I disagree with Joel. I think we are vastly overpopulated now. There should be less than half as many people on this planet as there are. but if we don't want to control it ourselves, it will be taken care of for us....
but, who will survive? Not me. What about you?

Anonymous said...

This is a challenging issue for me... as someone whose education is in environmental science, and as a mother of 3 children. Whenever I'm wearing my environmentalist hat, I wonder if folks are wondering what the hell I think I'm doing since I not only reproduced but had *3* kids.

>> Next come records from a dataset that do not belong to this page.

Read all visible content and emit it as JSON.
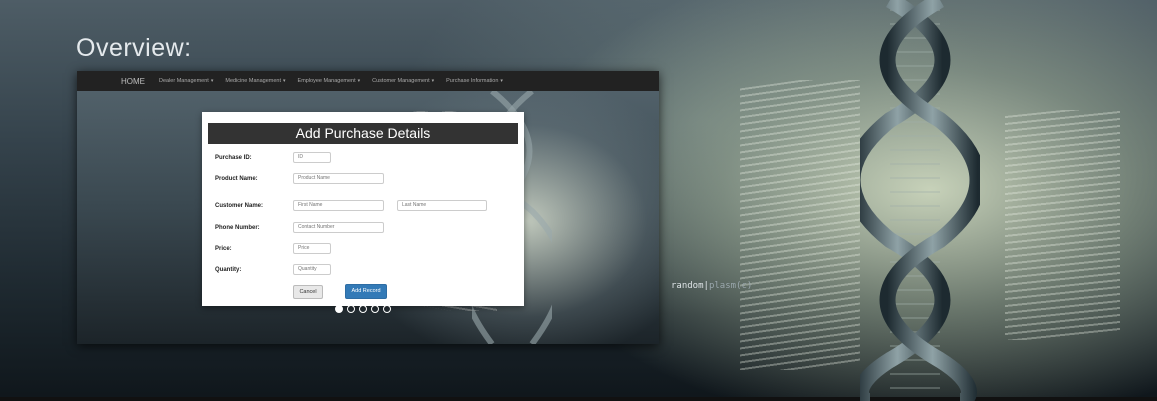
{
  "page": {
    "title": "Overview:"
  },
  "logo": {
    "main": "random",
    "sep": "|",
    "dim": "plasm(c)"
  },
  "app": {
    "nav": {
      "home": "HOME",
      "items": [
        {
          "label": "Dealer Management"
        },
        {
          "label": "Medicine Management"
        },
        {
          "label": "Employee Management"
        },
        {
          "label": "Customer Management"
        },
        {
          "label": "Purchase Information"
        }
      ],
      "caret": "▾"
    },
    "form": {
      "title": "Add Purchase Details",
      "labels": {
        "purchase_id": "Purchase ID:",
        "product_name": "Product Name:",
        "customer_name": "Customer Name:",
        "phone": "Phone Number:",
        "price": "Price:",
        "quantity": "Quantity:"
      },
      "placeholders": {
        "id": "ID",
        "product_name": "Product Name",
        "first_name": "First Name",
        "last_name": "Last Name",
        "contact": "Contact Number",
        "price": "Price",
        "quantity": "Quantity"
      },
      "buttons": {
        "cancel": "Cancel",
        "add": "Add Record"
      }
    },
    "carousel": {
      "count": 5,
      "active": 1
    }
  },
  "colors": {
    "navbar": "#222222",
    "header": "#333333",
    "primary": "#337ab7"
  }
}
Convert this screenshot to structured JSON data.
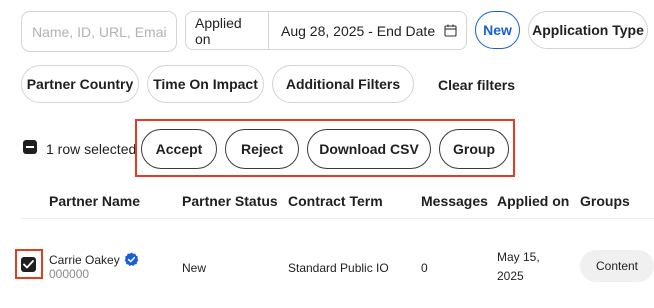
{
  "filters": {
    "search_placeholder": "Name, ID, URL, Email",
    "date_label": "Applied on",
    "date_value": "Aug 28, 2025 - End Date",
    "new_label": "New",
    "application_type_label": "Application Type",
    "partner_country_label": "Partner Country",
    "time_on_impact_label": "Time On Impact",
    "additional_filters_label": "Additional Filters",
    "clear_filters_label": "Clear filters",
    "accent_color": "#1a5fd6"
  },
  "selection": {
    "rows_selected_text": "1 row selected",
    "actions": {
      "accept": "Accept",
      "reject": "Reject",
      "download_csv": "Download CSV",
      "group": "Group"
    },
    "highlight_color": "#e23c22"
  },
  "table": {
    "columns": {
      "partner_name": "Partner Name",
      "partner_status": "Partner Status",
      "contract_term": "Contract Term",
      "messages": "Messages",
      "applied_on": "Applied on",
      "groups": "Groups"
    },
    "rows": [
      {
        "selected": true,
        "name": "Carrie Oakey",
        "id": "000000",
        "verified_icon": "verified-check-icon",
        "status": "New",
        "contract_term": "Standard Public IO",
        "messages": "0",
        "applied_on": "May 15, 2025",
        "groups": "Content"
      }
    ]
  }
}
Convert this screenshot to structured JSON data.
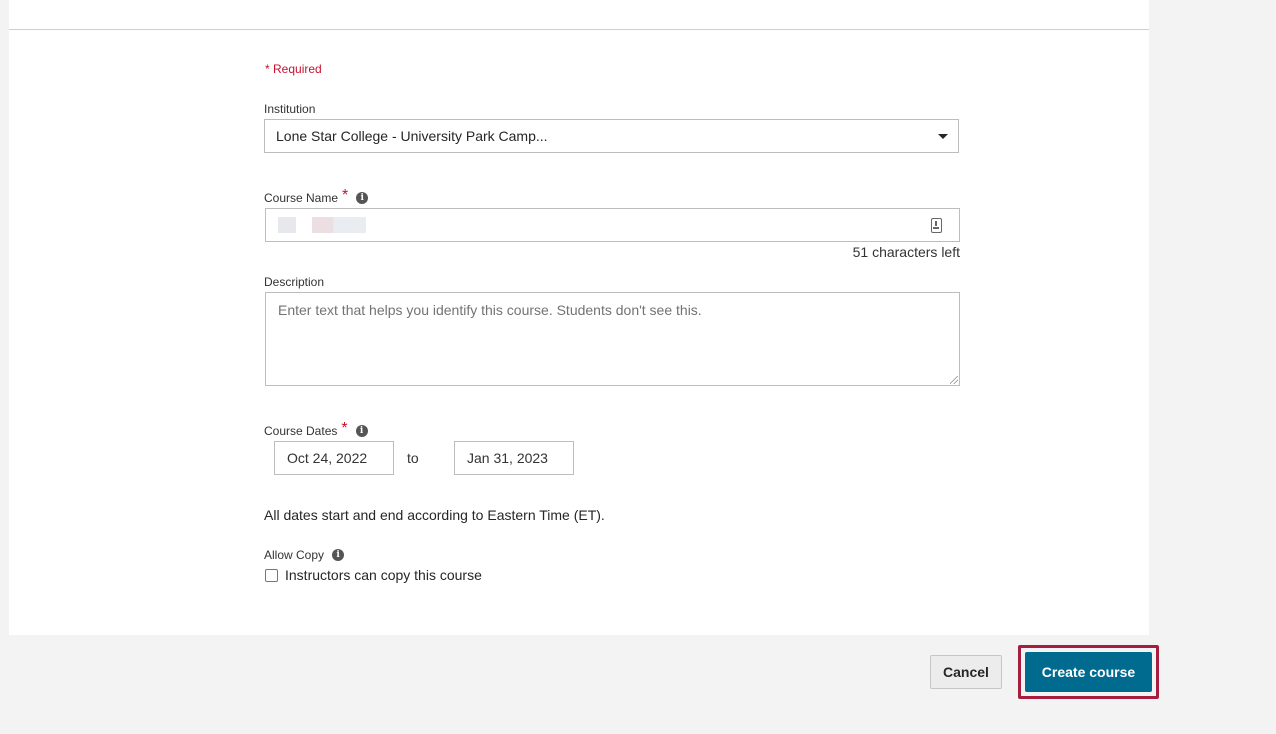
{
  "form": {
    "required_note": "* Required",
    "institution": {
      "label": "Institution",
      "selected": "Lone Star College - University Park Camp..."
    },
    "course_name": {
      "label": "Course Name",
      "required_marker": "*",
      "value": "",
      "chars_left": "51 characters left"
    },
    "description": {
      "label": "Description",
      "placeholder": "Enter text that helps you identify this course. Students don't see this."
    },
    "course_dates": {
      "label": "Course Dates",
      "required_marker": "*",
      "start": "Oct 24, 2022",
      "separator": "to",
      "end": "Jan 31, 2023",
      "timezone_note": "All dates start and end according to Eastern Time (ET)."
    },
    "allow_copy": {
      "label": "Allow Copy",
      "checkbox_label": "Instructors can copy this course",
      "checked": false
    }
  },
  "footer": {
    "cancel_label": "Cancel",
    "create_label": "Create course"
  },
  "colors": {
    "required": "#c8102e",
    "primary_button": "#006b8f",
    "highlight_border": "#a61d3f"
  },
  "icons": {
    "info": "info-icon",
    "dropdown": "caret-down-icon",
    "input_helper": "keyboard-icon"
  }
}
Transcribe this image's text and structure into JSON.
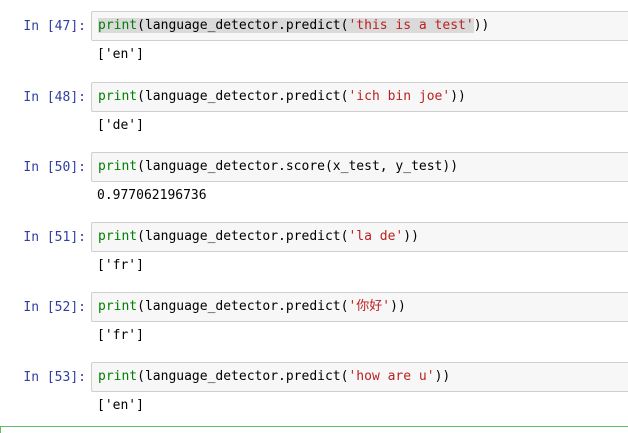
{
  "cells": [
    {
      "prompt": "In [47]:",
      "code_func": "print",
      "code_pre": "(language_detector.predict(",
      "code_str": "'this is a test'",
      "code_post": "))",
      "output": "['en']"
    },
    {
      "prompt": "In [48]:",
      "code_func": "print",
      "code_pre": "(language_detector.predict(",
      "code_str": "'ich bin joe'",
      "code_post": "))",
      "output": "['de']"
    },
    {
      "prompt": "In [50]:",
      "code_func": "print",
      "code_pre": "(language_detector.score(x_test, y_test))",
      "code_str": "",
      "code_post": "",
      "output": "0.977062196736"
    },
    {
      "prompt": "In [51]:",
      "code_func": "print",
      "code_pre": "(language_detector.predict(",
      "code_str": "'la de'",
      "code_post": "))",
      "output": "['fr']"
    },
    {
      "prompt": "In [52]:",
      "code_func": "print",
      "code_pre": "(language_detector.predict(",
      "code_str": "'你好'",
      "code_post": "))",
      "output": "['fr']"
    },
    {
      "prompt": "In [53]:",
      "code_func": "print",
      "code_pre": "(language_detector.predict(",
      "code_str": "'how are u'",
      "code_post": "))",
      "output": "['en']"
    }
  ],
  "colors": {
    "prompt": "#303f9f",
    "keyword": "#008000",
    "string": "#ba2121",
    "input_bg": "#f7f7f7",
    "input_border": "#cfcfcf",
    "selected_cell_border": "#66bb6a"
  }
}
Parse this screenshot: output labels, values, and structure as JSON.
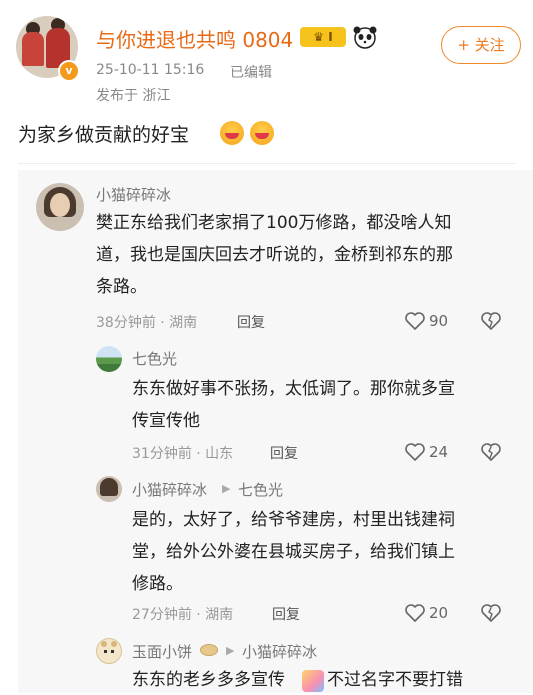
{
  "post": {
    "username": "与你进退也共鸣 0804",
    "level_badge": "I",
    "time": "25-10-11 15:16",
    "edited": "已编辑",
    "location": "发布于 浙江",
    "text": "为家乡做贡献的好宝",
    "follow_label": "+ 关注"
  },
  "comment": {
    "name": "小猫碎碎冰",
    "lines": [
      "樊正东给我们老家捐了100万修路，都没啥人知",
      "道，我也是国庆回去才听说的，金桥到祁东的那",
      "条路。"
    ],
    "meta": "38分钟前 · 湖南",
    "reply_label": "回复",
    "likes": "90"
  },
  "replies": [
    {
      "name": "七色光",
      "lines": [
        "东东做好事不张扬，太低调了。那你就多宣",
        "传宣传他"
      ],
      "meta": "31分钟前 · 山东",
      "reply_label": "回复",
      "likes": "24"
    },
    {
      "name": "小猫碎碎冰",
      "to": "七色光",
      "lines": [
        "是的，太好了，给爷爷建房，村里出钱建祠",
        "堂，给外公外婆在县城买房子，给我们镇上",
        "修路。"
      ],
      "meta": "27分钟前 · 湖南",
      "reply_label": "回复",
      "likes": "20"
    },
    {
      "name": "玉面小饼",
      "to": "小猫碎碎冰",
      "line_a": "东东的老乡多多宣传",
      "line_b": "不过名字不要打错"
    }
  ],
  "colors": {
    "accent": "#e86a16",
    "background": "#ffffff",
    "comment_bg": "#f7f7f7"
  }
}
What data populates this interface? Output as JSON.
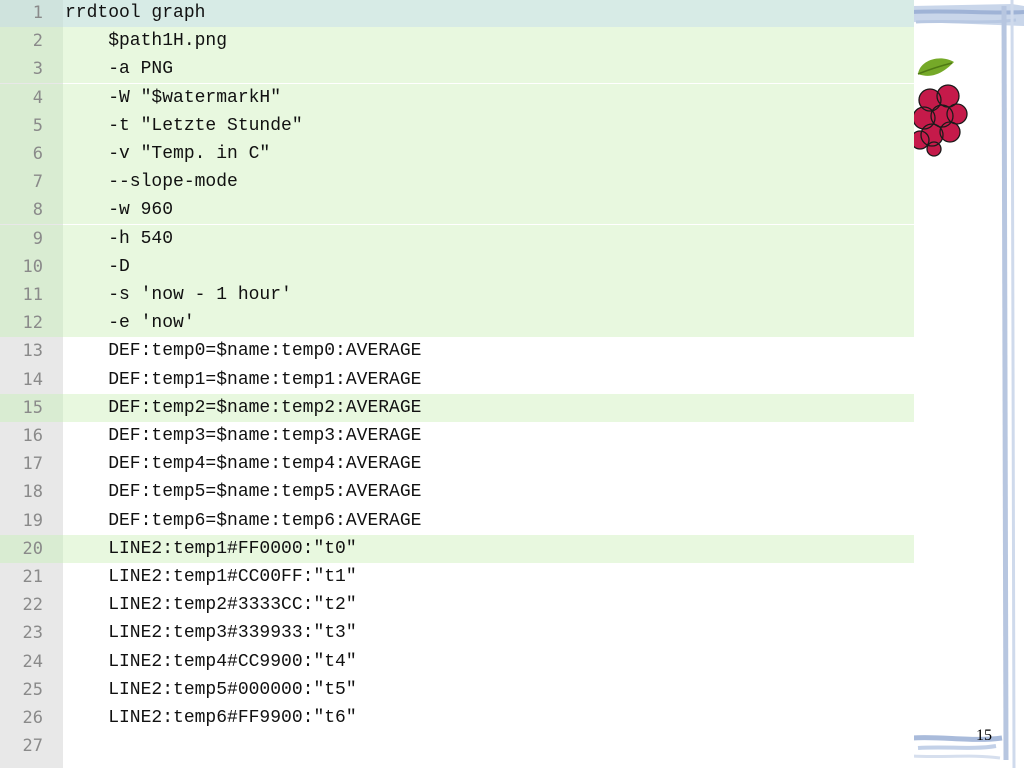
{
  "editor": {
    "lines": [
      {
        "no": "1",
        "text": "rrdtool graph"
      },
      {
        "no": "2",
        "text": "    $path1H.png"
      },
      {
        "no": "3",
        "text": "    -a PNG"
      },
      {
        "no": "4",
        "text": "    -W \"$watermarkH\""
      },
      {
        "no": "5",
        "text": "    -t \"Letzte Stunde\""
      },
      {
        "no": "6",
        "text": "    -v \"Temp. in C\""
      },
      {
        "no": "7",
        "text": "    --slope-mode"
      },
      {
        "no": "8",
        "text": "    -w 960"
      },
      {
        "no": "9",
        "text": "    -h 540"
      },
      {
        "no": "10",
        "text": "    -D"
      },
      {
        "no": "11",
        "text": "    -s 'now - 1 hour'"
      },
      {
        "no": "12",
        "text": "    -e 'now'"
      },
      {
        "no": "13",
        "text": "    DEF:temp0=$name:temp0:AVERAGE"
      },
      {
        "no": "14",
        "text": "    DEF:temp1=$name:temp1:AVERAGE"
      },
      {
        "no": "15",
        "text": "    DEF:temp2=$name:temp2:AVERAGE"
      },
      {
        "no": "16",
        "text": "    DEF:temp3=$name:temp3:AVERAGE"
      },
      {
        "no": "17",
        "text": "    DEF:temp4=$name:temp4:AVERAGE"
      },
      {
        "no": "18",
        "text": "    DEF:temp5=$name:temp5:AVERAGE"
      },
      {
        "no": "19",
        "text": "    DEF:temp6=$name:temp6:AVERAGE"
      },
      {
        "no": "20",
        "text": "    LINE2:temp1#FF0000:\"t0\""
      },
      {
        "no": "21",
        "text": "    LINE2:temp1#CC00FF:\"t1\""
      },
      {
        "no": "22",
        "text": "    LINE2:temp2#3333CC:\"t2\""
      },
      {
        "no": "23",
        "text": "    LINE2:temp3#339933:\"t3\""
      },
      {
        "no": "24",
        "text": "    LINE2:temp4#CC9900:\"t4\""
      },
      {
        "no": "25",
        "text": "    LINE2:temp5#000000:\"t5\""
      },
      {
        "no": "26",
        "text": "    LINE2:temp6#FF9900:\"t6\""
      },
      {
        "no": "27",
        "text": ""
      }
    ]
  },
  "slide": {
    "page_number": "15"
  },
  "icons": {
    "logo": "raspberry-logo-icon"
  }
}
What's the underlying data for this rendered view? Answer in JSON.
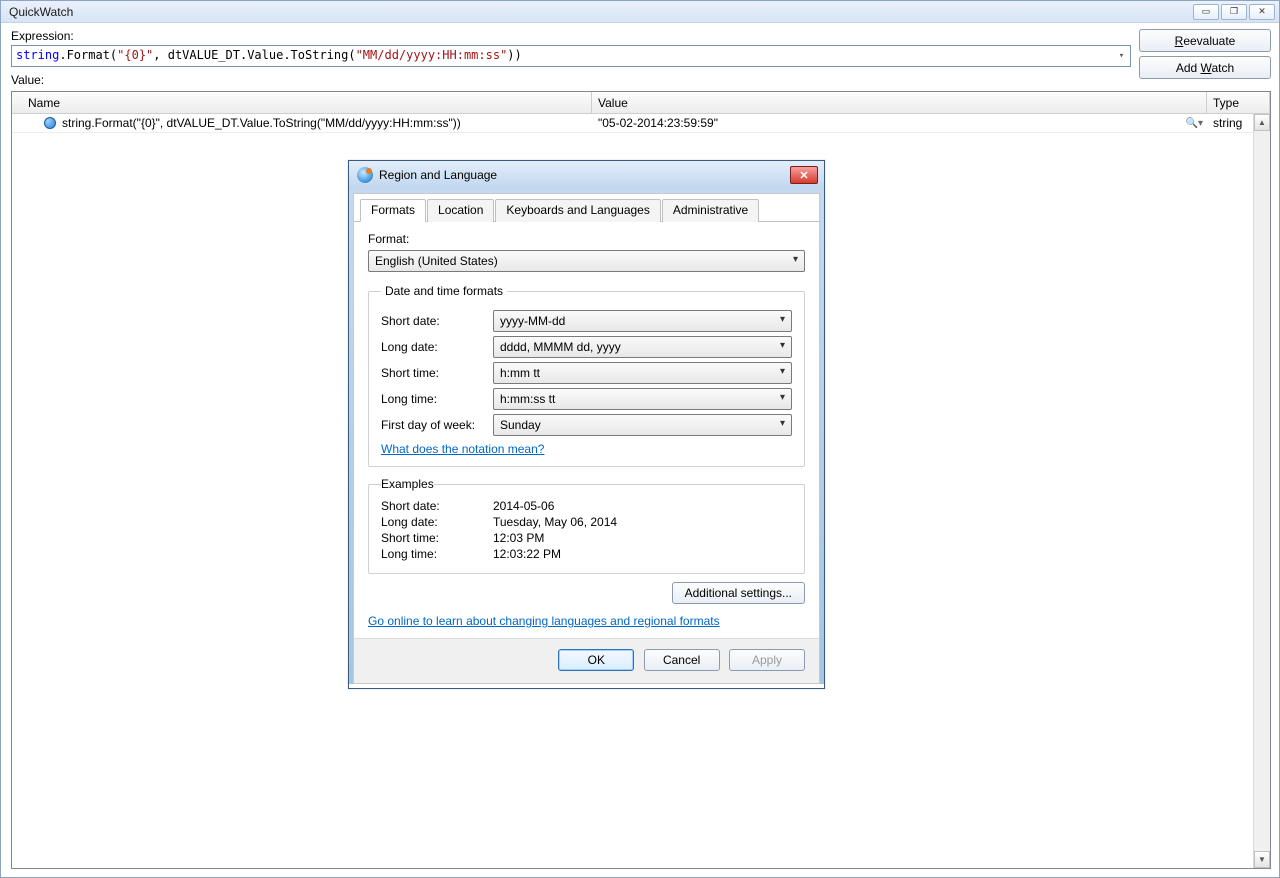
{
  "quickwatch": {
    "title": "QuickWatch",
    "expression_label": "Expression:",
    "expression_kw": "string",
    "expression_mid": ".Format(",
    "expression_str1": "\"{0}\"",
    "expression_mid2": ", dtVALUE_DT.Value.ToString(",
    "expression_str2": "\"MM/dd/yyyy:HH:mm:ss\"",
    "expression_tail": "))",
    "value_label": "Value:",
    "reevaluate": "Reevaluate",
    "addwatch": "Add Watch",
    "columns": {
      "name": "Name",
      "value": "Value",
      "type": "Type"
    },
    "row": {
      "name": "string.Format(\"{0}\", dtVALUE_DT.Value.ToString(\"MM/dd/yyyy:HH:mm:ss\"))",
      "value": "\"05-02-2014:23:59:59\"",
      "type": "string"
    }
  },
  "dialog": {
    "title": "Region and Language",
    "tabs": [
      "Formats",
      "Location",
      "Keyboards and Languages",
      "Administrative"
    ],
    "format_label": "Format:",
    "format_value": "English (United States)",
    "dt_legend": "Date and time formats",
    "short_date_label": "Short date:",
    "short_date_value": "yyyy-MM-dd",
    "long_date_label": "Long date:",
    "long_date_value": "dddd, MMMM dd, yyyy",
    "short_time_label": "Short time:",
    "short_time_value": "h:mm tt",
    "long_time_label": "Long time:",
    "long_time_value": "h:mm:ss tt",
    "first_day_label": "First day of week:",
    "first_day_value": "Sunday",
    "notation_link": "What does the notation mean?",
    "examples_legend": "Examples",
    "ex_short_date_label": "Short date:",
    "ex_short_date_value": "2014-05-06",
    "ex_long_date_label": "Long date:",
    "ex_long_date_value": "Tuesday, May 06, 2014",
    "ex_short_time_label": "Short time:",
    "ex_short_time_value": "12:03 PM",
    "ex_long_time_label": "Long time:",
    "ex_long_time_value": "12:03:22 PM",
    "additional": "Additional settings...",
    "go_online": "Go online to learn about changing languages and regional formats",
    "ok": "OK",
    "cancel": "Cancel",
    "apply": "Apply"
  }
}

But... the 3ness of my brood has a lot to do with my family background. My developmentally disabled brother (whom I fully expected to care for as my parents became unable to) died in adulthood, leaving me as an only child. My mother also lost a brother, as did my grandmother. So part of my 3 has to do with how much I dislike being an only (in adulthood) and doing something to ensure against that for my kids. Part of my 3 also has to do with the fact that my own family is dwindling down to nothing... it's siblings dying and people not reproducing (in *our* particular family). My reasons are macabre, but as I said, they're complicated.

ms. kitty said...

Thanks for all your comments. The sermon is taking a different tack than I originally thought it might. Your thoughts have helped me look at it in some new ways. I'll post it Sunday. See what you think. I'm having some trouble concentrating on it because my vision is still a little wonky and looking at the screen gives me a bit of a headache, but I'm persisting.

Joel said...

Whenever I'm wearing my environmentalist hat, I wonder if folks are wondering what the hell I think I'm doing since I not only reproduced but had *3* kids.I wouldn't even know which direction to put on an environmentalist hat, but I've got eight kids. Five sired, three acquired.

I know folks wonder what the hell I'm doing. I'm supplying the tax base that'll pay for this generation's old age, is what I'm doing. Their taxes will probably also go toward any number of environmental causes over the forty-odd years of their productive life. So who's doing more for the environment, us or the people who cluck disapprovingly at more-than-replacement-sized families?